View Full Version : What settings for shooting green screen?


Kevin Boyd
December 22nd, 2007, 01:14 PM
About to do my first green screen shoot with my V1. Any tips on what settings to put the V1 in for shooting green screen?

Thx

Kevin

Greg Laves
December 26th, 2007, 11:00 PM
I have never done any green screen work with the V1 but I have done a fair amount with My Betacam. From what I have found, I light the green screen separately from the subject. I try to get very even lighting across the green screen. I use the zebras to check this. Then I light the subject and avoid spill onto the green screen. Then I set the camera to properly expose for the subject. I have been told the V1 is really great on green screen work.

Chris Medico
December 27th, 2007, 06:31 AM
Something else to ensure is to make sure the green screen is lit at a LOWER IRE than the foreground subject. This makes it much easier to pull the key.

If you can set up a rim or hair light it will make the key cleaner as well.

I have done a little green screen with my V1. It seems to work OK. Not as good as beta by any means but OK.

Kevin Boyd
December 27th, 2007, 06:55 AM
Thanks for the helpy guys!

Chris, can you eloborate on what you mean by "lower IRE" and a "Hair light" (new to this industry so not up on these terms)

Ron Little
December 27th, 2007, 08:10 AM
I plan on doing some green screen work with my V1. I am going to capture from the HDMI connection. Ether in uncompressed HD or cineform codec. Anyone have any thoughts on this?

Kevin Boyd
December 27th, 2007, 09:51 AM
How do you capture from HDMI I thought that was a domestic only system for playback?

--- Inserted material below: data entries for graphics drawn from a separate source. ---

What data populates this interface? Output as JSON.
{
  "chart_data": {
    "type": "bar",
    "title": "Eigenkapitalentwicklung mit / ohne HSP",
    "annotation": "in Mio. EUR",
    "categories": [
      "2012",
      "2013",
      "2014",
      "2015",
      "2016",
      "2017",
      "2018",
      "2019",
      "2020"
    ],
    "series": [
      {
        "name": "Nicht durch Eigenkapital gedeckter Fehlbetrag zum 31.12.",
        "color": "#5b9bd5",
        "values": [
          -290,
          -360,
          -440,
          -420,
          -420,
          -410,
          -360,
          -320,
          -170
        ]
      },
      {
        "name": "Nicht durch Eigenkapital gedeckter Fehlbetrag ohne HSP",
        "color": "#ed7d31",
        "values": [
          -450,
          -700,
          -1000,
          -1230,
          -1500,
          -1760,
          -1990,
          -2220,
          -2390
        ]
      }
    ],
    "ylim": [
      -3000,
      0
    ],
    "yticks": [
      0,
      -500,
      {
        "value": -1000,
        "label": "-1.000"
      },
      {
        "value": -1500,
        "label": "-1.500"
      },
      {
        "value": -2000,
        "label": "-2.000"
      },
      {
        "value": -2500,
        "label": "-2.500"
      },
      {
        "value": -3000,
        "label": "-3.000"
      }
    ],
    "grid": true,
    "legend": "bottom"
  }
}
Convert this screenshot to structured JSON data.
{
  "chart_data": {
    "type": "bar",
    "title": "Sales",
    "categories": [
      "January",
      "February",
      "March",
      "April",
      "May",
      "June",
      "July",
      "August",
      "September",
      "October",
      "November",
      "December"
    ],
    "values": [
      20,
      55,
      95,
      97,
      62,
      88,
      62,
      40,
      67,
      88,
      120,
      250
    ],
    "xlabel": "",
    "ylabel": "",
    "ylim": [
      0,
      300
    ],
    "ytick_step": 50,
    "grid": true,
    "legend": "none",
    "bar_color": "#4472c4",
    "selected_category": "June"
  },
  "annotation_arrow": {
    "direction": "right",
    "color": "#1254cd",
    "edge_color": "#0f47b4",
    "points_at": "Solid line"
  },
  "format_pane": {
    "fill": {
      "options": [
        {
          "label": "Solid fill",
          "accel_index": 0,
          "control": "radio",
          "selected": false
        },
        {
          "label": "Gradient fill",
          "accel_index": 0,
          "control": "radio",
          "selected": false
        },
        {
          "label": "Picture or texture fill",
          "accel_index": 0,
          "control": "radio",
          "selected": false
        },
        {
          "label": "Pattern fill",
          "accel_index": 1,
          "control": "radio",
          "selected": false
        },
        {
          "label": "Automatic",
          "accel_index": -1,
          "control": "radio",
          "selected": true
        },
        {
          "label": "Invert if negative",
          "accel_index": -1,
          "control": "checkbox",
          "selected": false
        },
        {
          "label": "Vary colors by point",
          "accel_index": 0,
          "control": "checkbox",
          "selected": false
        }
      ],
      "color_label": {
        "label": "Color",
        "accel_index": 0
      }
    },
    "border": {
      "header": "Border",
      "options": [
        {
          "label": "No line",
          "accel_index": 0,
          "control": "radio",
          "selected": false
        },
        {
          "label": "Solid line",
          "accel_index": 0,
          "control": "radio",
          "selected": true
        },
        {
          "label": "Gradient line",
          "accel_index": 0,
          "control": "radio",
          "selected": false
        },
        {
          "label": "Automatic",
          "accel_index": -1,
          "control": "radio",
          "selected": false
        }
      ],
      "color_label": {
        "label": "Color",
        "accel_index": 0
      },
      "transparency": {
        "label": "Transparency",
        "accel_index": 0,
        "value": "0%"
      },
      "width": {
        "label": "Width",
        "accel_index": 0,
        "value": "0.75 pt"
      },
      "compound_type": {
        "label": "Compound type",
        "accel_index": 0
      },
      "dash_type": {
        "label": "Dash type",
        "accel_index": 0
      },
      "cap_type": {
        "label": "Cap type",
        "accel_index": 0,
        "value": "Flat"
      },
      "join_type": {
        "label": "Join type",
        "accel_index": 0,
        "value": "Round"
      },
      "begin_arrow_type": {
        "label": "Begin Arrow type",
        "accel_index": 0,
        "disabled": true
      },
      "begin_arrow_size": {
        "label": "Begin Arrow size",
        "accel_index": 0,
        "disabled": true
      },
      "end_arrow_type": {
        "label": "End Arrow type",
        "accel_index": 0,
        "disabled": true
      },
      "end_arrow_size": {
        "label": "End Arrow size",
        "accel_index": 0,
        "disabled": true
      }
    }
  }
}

Do you need to get a converter plug from HDMI to Firewire?

Chris Medico
December 27th, 2007, 04:36 PM
Thanks for the helpy guys!

Chris, can you eloborate on what you mean by "lower IRE" and a "Hair light" (new to this industry so not up on these terms)

Set up the camera and compose the shot with the green screen in the background. Set the camera exposure to MANUAL and configure the exposure you want to use for the foreground (shoot for about 70 IRE and above on the foreground subject). Then adjust the lighting on the green screen to be about 50 IRE according to the histogram (using a waveform monitor would be even better).

A hair/rim light is a light shining forward from above and off axis to the lens on the subject. This is good for giving a sharp break between the background and the subject and also will kill any color spill from the green screen on the subject. You can even use a color gel that is opposite of the key color on the hair light to make the break even sharper. You don't want to put so much light on the subject to make a halo of light on them.

Ron Little
December 27th, 2007, 08:36 PM
look at the intensity card from Black Magic design. It captures uncompressed HD from the HDMI connection.

I have one installed in my dual quad core with a raid capture drive. I have tested the device and it works great but I have yet to set up a green screen and capture some footage. I will do just that and run some test as soon as I can.

I was just hoping someone had beat me to it and had some advice.

Kevin Boyd
January 2nd, 2008, 07:54 AM
Thanks for thouse tips Chris.

Ron I'd be interested in your tests, I have a 2 x intel dual core Mac Pro with 9GB RAM and a 750GB SATA II drive (which is supposed to deliver 3GB a second). Would that be able to capture HDMI with the Balckmagic Intensity card or do you really need a RAID drive setup?

Thx

Kevin

Ron Little
January 3rd, 2008, 10:43 AM
Kevin as far as I can tell it is essential to have a raid capture drive set up. The intensity comes with a test utility that will run performance test on your drives. You may be able to get that utility from their web site.